Latest revision as of 18:26, 23 April 2017

--D. Thiebaut (talk) 10:22, 26 January 2017 (EST)


SC16TutorialWordCloud.jpg




Work Due


March 21, 2017, 1:00 p.m.


  • A 1-page pdf prepared in Latex, with
  • Name of the team member(s)
  • Name of the project
  • Parallel technology (hardware, software, other) you have picked.
  • Date when you wish to present (conflicting dates will be resolved in class).


Note: You may submit a second proposal at a later time, but you need to have one submitted by 4/21 for this assignment to count. Note: The grade will be A for submission, F for no submission.


May 12, 2017, 4:00 p.m.


  • A pdf of project document. This document should follow the slides you will have presented in the oral presentations, with several examples that you will have tested. This document should also contain a graph showing the result of some experiment where you measured some form of performance, for varying values of a parameter defining your environment (number of threads, number of processors, problem size, different implementation of an algorithm, different languages, etc.)


Project Contents


The second half of the semester (or earlier if you wish), you will work on a project that will consist of several components and/or requirements.
  1. Pick a partner to create a pair (singleton are allowed).
  2. Pick a topic from the list below.
  3. Write a Latex tutorial which will introduce somebody with a CS background to the topic you've picked. You need to include an introduction that sets the background for your pick, a series of simple examples (all of which you will need to demonstrate you have been able to successfully run them), a section on performance, and an assessment on the future of the technology you covered. This document must contain a bibliography implemented with BibTex.
  4. Do a 30-minutes to 1 hour presentation to the class, with slides, where you will introduce the class to the technology you have picked. This presentation should include (if possible) a mini-lab that will allow everybody in class to run a few programs that will be using the technology you picked.

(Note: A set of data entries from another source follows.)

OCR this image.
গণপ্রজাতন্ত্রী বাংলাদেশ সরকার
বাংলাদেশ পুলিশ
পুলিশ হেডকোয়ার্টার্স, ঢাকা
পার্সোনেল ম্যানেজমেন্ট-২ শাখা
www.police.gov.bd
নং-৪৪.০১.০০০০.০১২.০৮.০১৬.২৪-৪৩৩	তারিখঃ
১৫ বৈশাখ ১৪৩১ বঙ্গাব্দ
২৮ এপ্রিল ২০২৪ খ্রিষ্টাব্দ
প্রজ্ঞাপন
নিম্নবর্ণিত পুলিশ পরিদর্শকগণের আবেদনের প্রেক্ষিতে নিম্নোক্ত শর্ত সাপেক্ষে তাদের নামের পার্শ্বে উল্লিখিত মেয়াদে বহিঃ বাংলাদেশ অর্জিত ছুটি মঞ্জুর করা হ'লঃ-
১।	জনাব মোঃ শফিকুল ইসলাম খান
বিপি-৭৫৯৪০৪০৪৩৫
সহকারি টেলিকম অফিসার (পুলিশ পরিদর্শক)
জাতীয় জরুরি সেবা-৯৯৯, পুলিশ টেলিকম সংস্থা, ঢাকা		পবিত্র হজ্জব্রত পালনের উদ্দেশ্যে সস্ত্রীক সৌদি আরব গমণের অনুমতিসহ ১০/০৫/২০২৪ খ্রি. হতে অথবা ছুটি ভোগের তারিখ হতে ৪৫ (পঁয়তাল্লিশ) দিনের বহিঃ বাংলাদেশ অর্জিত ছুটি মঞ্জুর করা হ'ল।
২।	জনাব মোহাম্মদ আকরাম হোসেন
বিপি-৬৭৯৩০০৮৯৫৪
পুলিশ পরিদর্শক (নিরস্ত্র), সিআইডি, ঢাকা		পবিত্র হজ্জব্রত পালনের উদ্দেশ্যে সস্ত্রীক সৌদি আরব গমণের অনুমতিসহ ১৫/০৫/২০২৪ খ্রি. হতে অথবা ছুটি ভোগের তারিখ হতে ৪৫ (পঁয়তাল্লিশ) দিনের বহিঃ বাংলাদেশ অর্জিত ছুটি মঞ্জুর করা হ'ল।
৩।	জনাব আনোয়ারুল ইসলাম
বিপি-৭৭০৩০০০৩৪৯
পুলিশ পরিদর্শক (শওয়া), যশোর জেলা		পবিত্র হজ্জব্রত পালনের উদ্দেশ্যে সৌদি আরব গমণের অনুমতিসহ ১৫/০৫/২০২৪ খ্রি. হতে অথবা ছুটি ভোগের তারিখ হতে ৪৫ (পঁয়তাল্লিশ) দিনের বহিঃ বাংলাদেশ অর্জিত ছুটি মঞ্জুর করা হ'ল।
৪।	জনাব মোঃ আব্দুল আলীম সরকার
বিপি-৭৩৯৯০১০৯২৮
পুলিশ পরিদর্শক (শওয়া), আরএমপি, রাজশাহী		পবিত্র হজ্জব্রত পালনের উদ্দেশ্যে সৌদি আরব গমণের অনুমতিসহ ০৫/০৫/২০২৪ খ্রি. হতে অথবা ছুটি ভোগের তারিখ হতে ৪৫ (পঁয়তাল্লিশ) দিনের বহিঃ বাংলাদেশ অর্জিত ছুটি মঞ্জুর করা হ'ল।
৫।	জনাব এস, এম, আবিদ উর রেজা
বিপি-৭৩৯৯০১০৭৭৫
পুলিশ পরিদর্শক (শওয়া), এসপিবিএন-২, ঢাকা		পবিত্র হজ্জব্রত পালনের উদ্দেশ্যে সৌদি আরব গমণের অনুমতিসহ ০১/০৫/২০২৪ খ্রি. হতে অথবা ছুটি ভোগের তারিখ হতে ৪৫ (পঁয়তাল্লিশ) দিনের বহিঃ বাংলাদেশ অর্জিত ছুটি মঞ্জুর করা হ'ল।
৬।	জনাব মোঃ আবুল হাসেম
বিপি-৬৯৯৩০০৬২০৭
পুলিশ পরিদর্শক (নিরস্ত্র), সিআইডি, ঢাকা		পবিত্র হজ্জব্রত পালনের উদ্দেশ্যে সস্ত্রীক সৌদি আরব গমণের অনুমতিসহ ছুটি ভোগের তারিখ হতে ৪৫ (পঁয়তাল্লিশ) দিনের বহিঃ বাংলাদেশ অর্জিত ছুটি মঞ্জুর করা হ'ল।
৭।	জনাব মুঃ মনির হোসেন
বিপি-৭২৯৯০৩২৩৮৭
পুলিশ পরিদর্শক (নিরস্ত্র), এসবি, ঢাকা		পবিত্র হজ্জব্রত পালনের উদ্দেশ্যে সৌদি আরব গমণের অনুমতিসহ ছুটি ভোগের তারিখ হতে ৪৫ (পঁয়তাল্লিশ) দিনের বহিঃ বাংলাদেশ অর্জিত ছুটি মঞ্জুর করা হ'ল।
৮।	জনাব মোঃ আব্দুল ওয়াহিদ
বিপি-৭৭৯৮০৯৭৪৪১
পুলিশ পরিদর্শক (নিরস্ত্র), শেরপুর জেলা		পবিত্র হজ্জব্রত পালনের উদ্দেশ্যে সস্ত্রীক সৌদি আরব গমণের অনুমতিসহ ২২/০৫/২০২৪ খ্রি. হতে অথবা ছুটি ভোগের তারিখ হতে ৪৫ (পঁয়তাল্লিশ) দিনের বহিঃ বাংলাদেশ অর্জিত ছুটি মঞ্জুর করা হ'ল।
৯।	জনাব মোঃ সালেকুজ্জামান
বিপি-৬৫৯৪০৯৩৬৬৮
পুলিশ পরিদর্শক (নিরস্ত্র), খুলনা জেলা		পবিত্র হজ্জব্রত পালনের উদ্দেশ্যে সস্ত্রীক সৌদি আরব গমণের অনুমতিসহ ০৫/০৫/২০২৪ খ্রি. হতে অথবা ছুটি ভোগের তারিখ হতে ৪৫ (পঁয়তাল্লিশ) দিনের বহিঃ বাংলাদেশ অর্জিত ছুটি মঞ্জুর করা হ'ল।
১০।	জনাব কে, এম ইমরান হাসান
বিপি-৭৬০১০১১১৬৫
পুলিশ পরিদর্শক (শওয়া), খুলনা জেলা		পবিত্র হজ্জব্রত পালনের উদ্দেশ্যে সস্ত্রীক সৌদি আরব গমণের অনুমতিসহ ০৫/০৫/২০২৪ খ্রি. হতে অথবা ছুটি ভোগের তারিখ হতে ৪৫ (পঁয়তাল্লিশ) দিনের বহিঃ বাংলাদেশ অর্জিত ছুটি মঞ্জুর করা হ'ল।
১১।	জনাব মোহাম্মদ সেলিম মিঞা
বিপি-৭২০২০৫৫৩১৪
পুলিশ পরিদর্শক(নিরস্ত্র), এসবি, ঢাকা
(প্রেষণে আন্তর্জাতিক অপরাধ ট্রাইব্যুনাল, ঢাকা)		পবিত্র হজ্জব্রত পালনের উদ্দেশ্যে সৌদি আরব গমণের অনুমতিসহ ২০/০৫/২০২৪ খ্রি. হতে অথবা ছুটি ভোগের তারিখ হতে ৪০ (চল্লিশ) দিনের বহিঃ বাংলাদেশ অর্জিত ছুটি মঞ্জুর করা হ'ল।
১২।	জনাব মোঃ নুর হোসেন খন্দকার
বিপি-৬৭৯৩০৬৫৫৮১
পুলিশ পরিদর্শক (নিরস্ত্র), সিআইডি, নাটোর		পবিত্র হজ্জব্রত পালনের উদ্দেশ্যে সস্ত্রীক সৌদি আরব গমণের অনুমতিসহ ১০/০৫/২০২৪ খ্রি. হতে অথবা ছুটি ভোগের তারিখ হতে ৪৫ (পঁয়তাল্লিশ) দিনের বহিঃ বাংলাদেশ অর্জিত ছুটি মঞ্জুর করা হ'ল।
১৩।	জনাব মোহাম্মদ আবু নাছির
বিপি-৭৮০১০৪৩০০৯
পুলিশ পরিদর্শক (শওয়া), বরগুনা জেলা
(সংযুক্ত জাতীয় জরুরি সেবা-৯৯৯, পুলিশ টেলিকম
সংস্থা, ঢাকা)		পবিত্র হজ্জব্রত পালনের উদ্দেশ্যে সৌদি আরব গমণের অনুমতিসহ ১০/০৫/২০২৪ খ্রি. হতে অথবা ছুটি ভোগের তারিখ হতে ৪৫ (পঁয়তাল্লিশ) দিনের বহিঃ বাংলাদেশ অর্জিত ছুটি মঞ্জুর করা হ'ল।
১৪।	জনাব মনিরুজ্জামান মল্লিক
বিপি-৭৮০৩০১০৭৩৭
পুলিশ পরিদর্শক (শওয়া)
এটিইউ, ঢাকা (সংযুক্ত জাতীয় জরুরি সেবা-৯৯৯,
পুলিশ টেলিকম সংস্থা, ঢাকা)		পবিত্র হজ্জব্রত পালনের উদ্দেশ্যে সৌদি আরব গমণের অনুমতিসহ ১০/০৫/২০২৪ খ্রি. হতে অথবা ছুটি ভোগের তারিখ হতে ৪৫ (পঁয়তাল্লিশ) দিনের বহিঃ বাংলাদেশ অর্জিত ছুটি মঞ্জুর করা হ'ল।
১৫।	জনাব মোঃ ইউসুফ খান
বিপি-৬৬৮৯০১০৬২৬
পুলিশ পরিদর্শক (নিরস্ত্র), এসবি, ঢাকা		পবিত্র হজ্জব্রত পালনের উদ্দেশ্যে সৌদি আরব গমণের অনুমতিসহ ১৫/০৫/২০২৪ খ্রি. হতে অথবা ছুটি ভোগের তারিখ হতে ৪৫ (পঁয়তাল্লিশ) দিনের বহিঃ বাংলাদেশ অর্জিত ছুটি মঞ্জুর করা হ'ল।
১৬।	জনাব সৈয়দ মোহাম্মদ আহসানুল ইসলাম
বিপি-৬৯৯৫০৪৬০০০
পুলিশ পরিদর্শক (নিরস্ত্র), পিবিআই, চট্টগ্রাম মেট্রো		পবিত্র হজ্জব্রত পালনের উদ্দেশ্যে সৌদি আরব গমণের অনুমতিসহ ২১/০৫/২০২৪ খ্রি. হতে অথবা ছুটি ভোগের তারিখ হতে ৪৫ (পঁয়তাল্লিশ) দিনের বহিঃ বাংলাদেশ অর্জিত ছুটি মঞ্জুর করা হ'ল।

Non Exhaustive List of Topics


The list below is taken from the Hadoop Ecosystem Table page:

Apache


  • Pig, Hive, JAQL, Storm, Flink, Apex, Pydoop, and others
  • NoSQL: HBase, Cassandra, Accumulo, Kudu, MongoDB
  • Machine Learning: Mahoot, H2O
  • Other?

Misc

  • GPU: Cuda
  • Other?

Microsoft

  • Azure, and/or any component of its ecosystem.
  • Other?

Google

  • Google Compute Engine, Google App Engine
  • Tensorflow
  • Other?


Timing


  • You need to have a plan in place the first week after Spring Break. This plan includes
  1. who your partner is
  2. what topic you have picked
  3. a date of presentation during the last 2-3 weeks of the semester.


  • We may have to meet during the lunch hour preceding the last lecture slots of the semester.


Project Teams


Team Project Date
Isaiah Google App Engine 4/25/17
Muriel
MEAN Stack on Heruko 4/27/17
Grace
MongoDB 5/2/17 (lunch time)
Riley

HBase 5/2/17
Kathleen

AWS Spark (on Hadoop) 5/2/17
Sam
& Angie
Pig 5/4/17 (lunch time)
Lujun
& Vega
Comparison of the H2O to Spark MLlib Machine Learning framework on EC2 5/4/17
Youyou
& Zainab
TensorFlow 5/4/17


Resources


  • You may find this page by Prof. Newhall at Swarthmore useful when you prepare your presentation.